US Senate confirms Haspel as CIA director despite links to torture programme
The US Senate confirmed Gina Haspel on Thursday to be director of the CIA, ending a bruising confirmation fight centred on her ties to the spy agency's past use of torture.
Haspel, who will be the first woman to lead the CIA, is a 33-year veteran at the agency and currently serving as its acting director. The tally was 54-45 in her favour in the 100-member chamber, where a simple majority was required for confirmation.
Haspel was approved in spite of stiff opposition stemming from her links to the CIA's use of harsh interrogation methods, including waterboarding, a type of simulated drowning widely considered to be torture, in the years after the 9/11 attacks.
An undercover officer for most of her CIA career, Haspel in 2002 served as CIA station chief in Thailand, where the agency conducted interrogations at a secret prison using methods including sleep deprivation, holding suspects in stress positions and confining them to coffin-size boxes.
Three years later, she drafted a cable ordering the destruction of videotapes of those interrogations.
Republican Senator John McCain, who has been away from Washington all year while battling brain cancer, urged the Senate not to vote for Haspel.
Tortured himself while a prisoner of war in Vietnam, McCain said approving Haspel would send the wrong message, and the country should keep itself safe only through methods "as right and just as the values we aspire to live up to and promote in the world".
Haspel, however, had strong support from Republican President Donald Trump's administration, many current and former intelligence officials and a wide range of lawmakers, including some Democrats.
Senator Mark Warner, the top Democrat on the Intelligence Committee, which oversaw the nomination, supported Haspel.
"I believe she is someone who can and will stand up to the president, who will speak truth to power if this president orders her to do something illegal or immoral, like a return to torture," he said in a Senate speech before the vote.

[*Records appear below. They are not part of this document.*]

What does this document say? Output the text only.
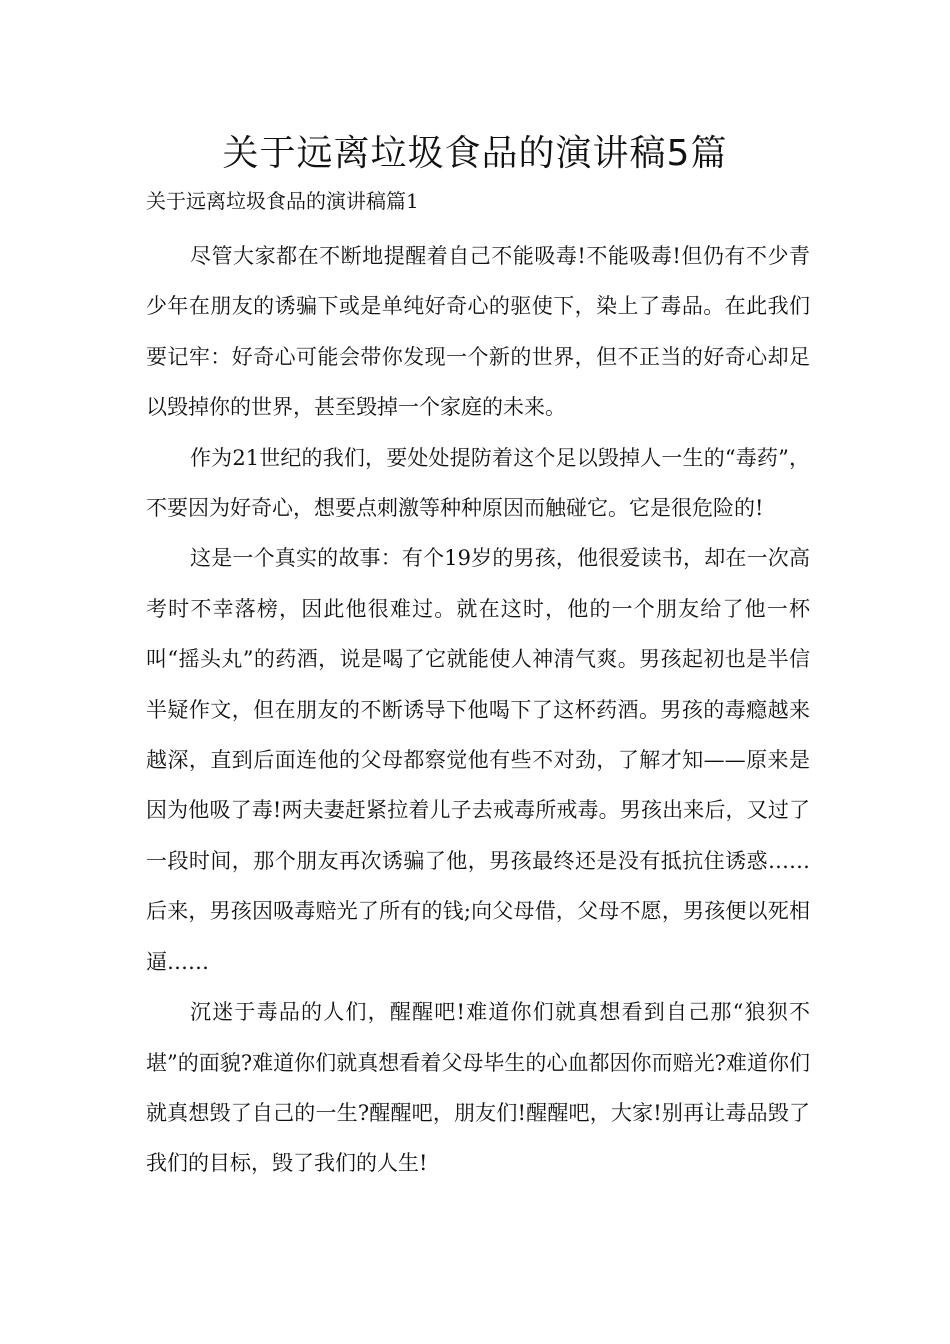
关于远离垃圾食品的演讲稿5篇
关于远离垃圾食品的演讲稿篇1

尽管大家都在不断地提醒着自己不能吸毒!不能吸毒!但仍有不少青少年在朋友的诱骗下或是单纯好奇心的驱使下，染上了毒品。在此我们要记牢：好奇心可能会带你发现一个新的世界，但不正当的好奇心却足以毁掉你的世界，甚至毁掉一个家庭的未来。

作为21世纪的我们，要处处提防着这个足以毁掉人一生的“毒药”，不要因为好奇心，想要点刺激等种种原因而触碰它。它是很危险的!

这是一个真实的故事：有个19岁的男孩，他很爱读书，却在一次高考时不幸落榜，因此他很难过。就在这时，他的一个朋友给了他一杯叫“摇头丸”的药酒，说是喝了它就能使人神清气爽。男孩起初也是半信半疑作文，但在朋友的不断诱导下他喝下了这杯药酒。男孩的毒瘾越来越深，直到后面连他的父母都察觉他有些不对劲，了解才知——原来是因为他吸了毒!两夫妻赶紧拉着儿子去戒毒所戒毒。男孩出来后，又过了一段时间，那个朋友再次诱骗了他，男孩最终还是没有抵抗住诱惑……后来，男孩因吸毒赔光了所有的钱;向父母借，父母不愿，男孩便以死相逼……

沉迷于毒品的人们，醒醒吧!难道你们就真想看到自己那“狼狈不堪”的面貌?难道你们就真想看着父母毕生的心血都因你而赔光?难道你们就真想毁了自己的一生?醒醒吧，朋友们!醒醒吧，大家!别再让毒品毁了我们的目标，毁了我们的人生!
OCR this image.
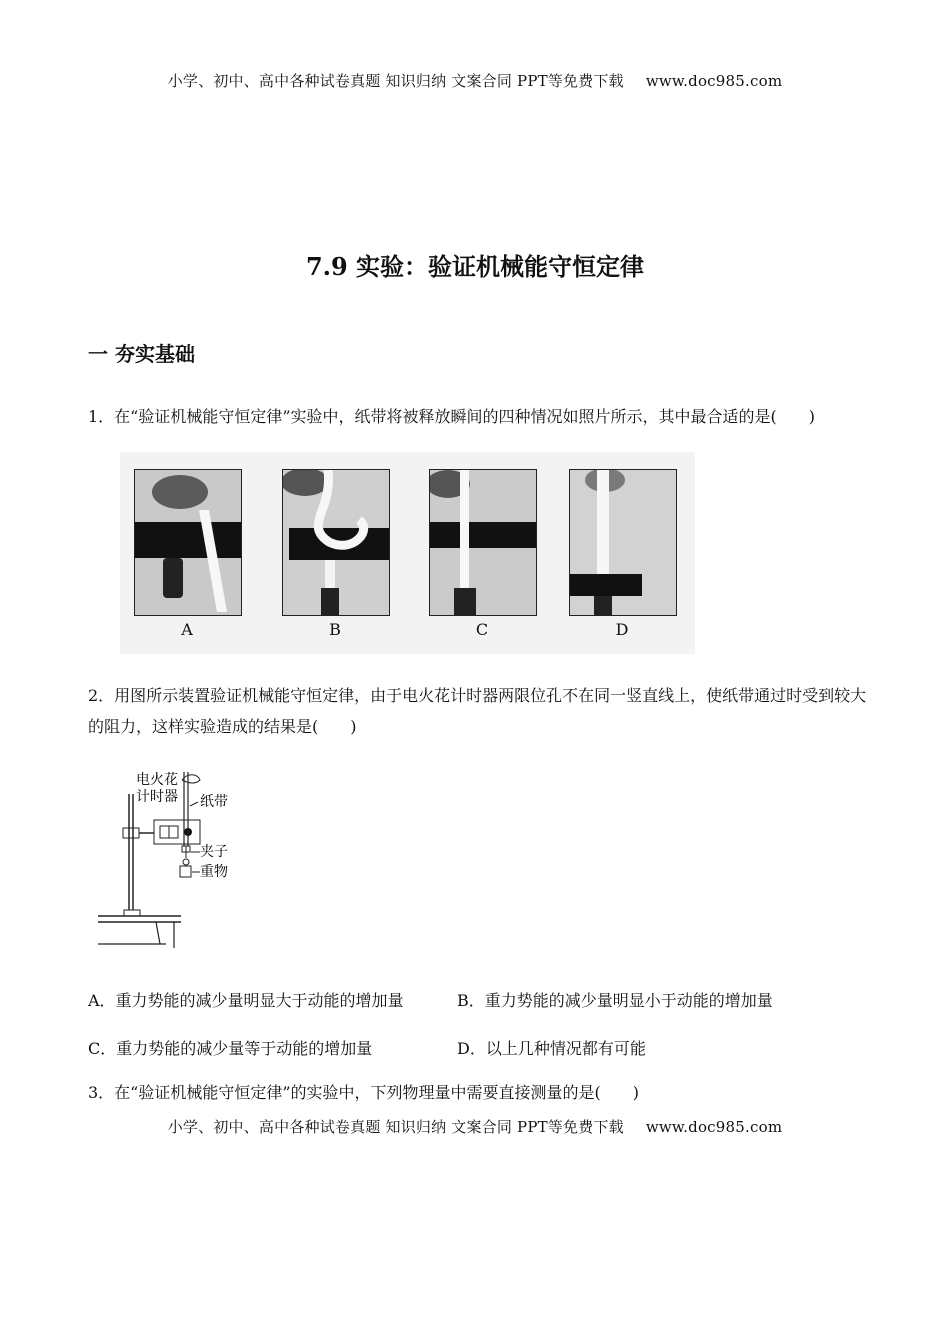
小学、初中、高中各种试卷真题 知识归纳 文案合同 PPT等免费下载 www.doc985.com
7.9 实验：验证机械能守恒定律
一 夯实基础
1．在“验证机械能守恒定律”实验中，纸带将被释放瞬间的四种情况如照片所示，其中最合适的是(　　)
A	B	C	D
2．用图所示装置验证机械能守恒定律，由于电火花计时器两限位孔不在同一竖直线上，使纸带通过时受到较大的阻力，这样实验造成的结果是(　　)
电火花
计时器 纸带
夹子
重物
A．重力势能的减少量明显大于动能的增加量	B．重力势能的减少量明显小于动能的增加量
C．重力势能的减少量等于动能的增加量	D．以上几种情况都有可能
3．在“验证机械能守恒定律”的实验中，下列物理量中需要直接测量的是(　　)
小学、初中、高中各种试卷真题 知识归纳 文案合同 PPT等免费下载 www.doc985.com
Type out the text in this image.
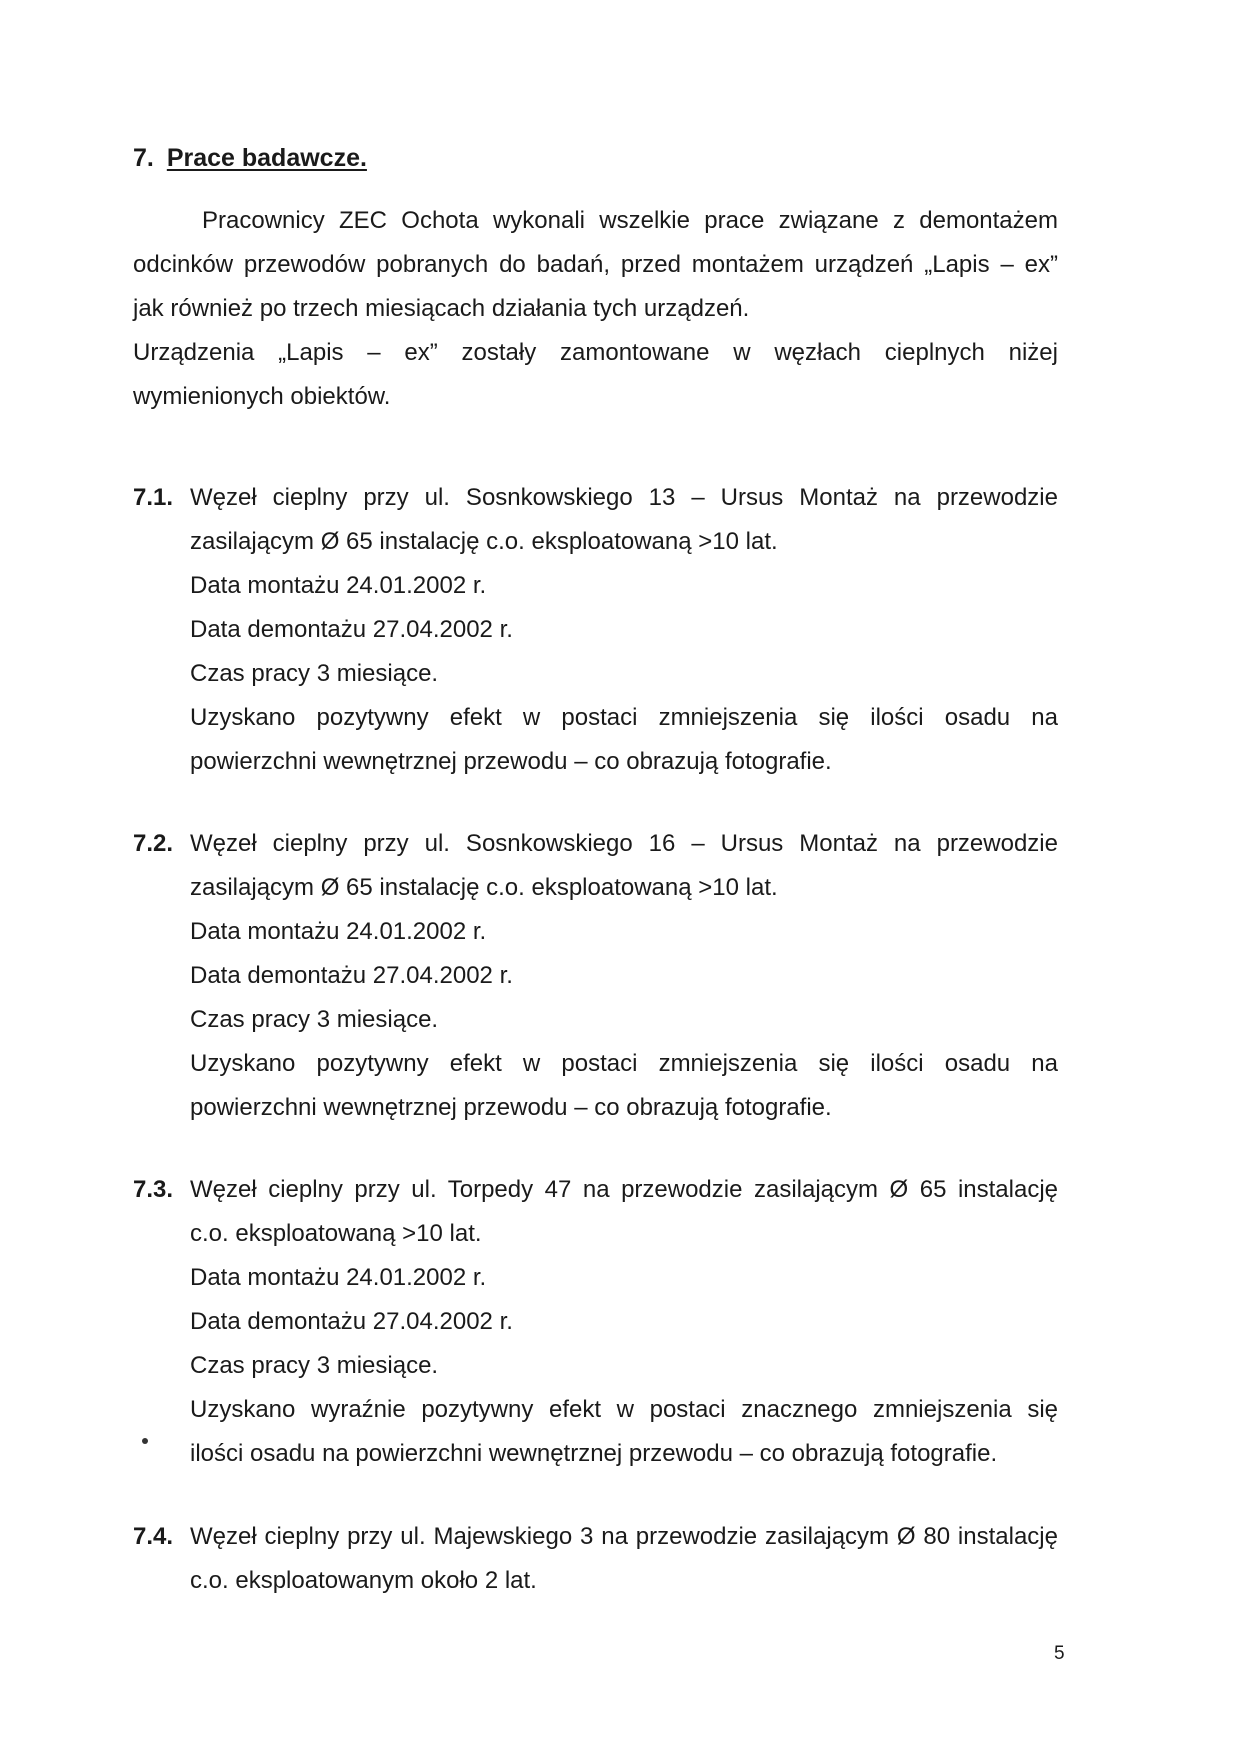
7. Prace badawcze.
Pracownicy ZEC Ochota wykonali wszelkie prace związane z demontażem
odcinków przewodów pobranych do badań, przed montażem urządzeń „Lapis – ex”
jak również po trzech miesiącach działania tych urządzeń.
Urządzenia „Lapis – ex” zostały zamontowane w węzłach cieplnych niżej
wymienionych obiektów.
7.1. Węzeł cieplny przy ul. Sosnkowskiego 13 – Ursus Montaż na przewodzie
zasilającym Ø 65 instalację c.o. eksploatowaną >10 lat.
Data montażu 24.01.2002 r.
Data demontażu 27.04.2002 r.
Czas pracy 3 miesiące.
Uzyskano pozytywny efekt w postaci zmniejszenia się ilości osadu na
powierzchni wewnętrznej przewodu – co obrazują fotografie.
7.2. Węzeł cieplny przy ul. Sosnkowskiego 16 – Ursus Montaż na przewodzie
zasilającym Ø 65 instalację c.o. eksploatowaną >10 lat.
Data montażu 24.01.2002 r.
Data demontażu 27.04.2002 r.
Czas pracy 3 miesiące.
Uzyskano pozytywny efekt w postaci zmniejszenia się ilości osadu na
powierzchni wewnętrznej przewodu – co obrazują fotografie.
7.3. Węzeł cieplny przy ul. Torpedy 47 na przewodzie zasilającym Ø 65 instalację
c.o. eksploatowaną >10 lat.
Data montażu 24.01.2002 r.
Data demontażu 27.04.2002 r.
Czas pracy 3 miesiące.
Uzyskano wyraźnie pozytywny efekt w postaci znacznego zmniejszenia się
ilości osadu na powierzchni wewnętrznej przewodu – co obrazują fotografie.
7.4. Węzeł cieplny przy ul. Majewskiego 3 na przewodzie zasilającym Ø 80 instalację
c.o. eksploatowanym około 2 lat.
5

Rights groups had urged senators to block Haspel's nomination.
"Due to the overwhelming public evidence suggesting Haspel’s participation and compliance with crimes including torture, enforced disappearance, and obstruction of justice, Haspel’s nomination is an affront to human rights," Daphne Eviatar of Amnesty International USA said in a statement on Tuesday.
Laura Pitter of Human Rights Watch called Haspel's nomination "the predictable and perverse byproduct of the US failure to grapple with past abuses".
Trump has endorsed brutal interrogation methods, proclaiming during his campaign that "torture works" and that he would approve waterboarding and "much worse" if he was elected.
"Torture is torture. This issue has been settled, and anyone who's been involved should not be in a leadership position or leading anything in this country, especially the CIA," Hassan Jaber, the executive director of ACCESS, a Dearborn-based Arab American organisation, told MEE when Haspel was nominated in March.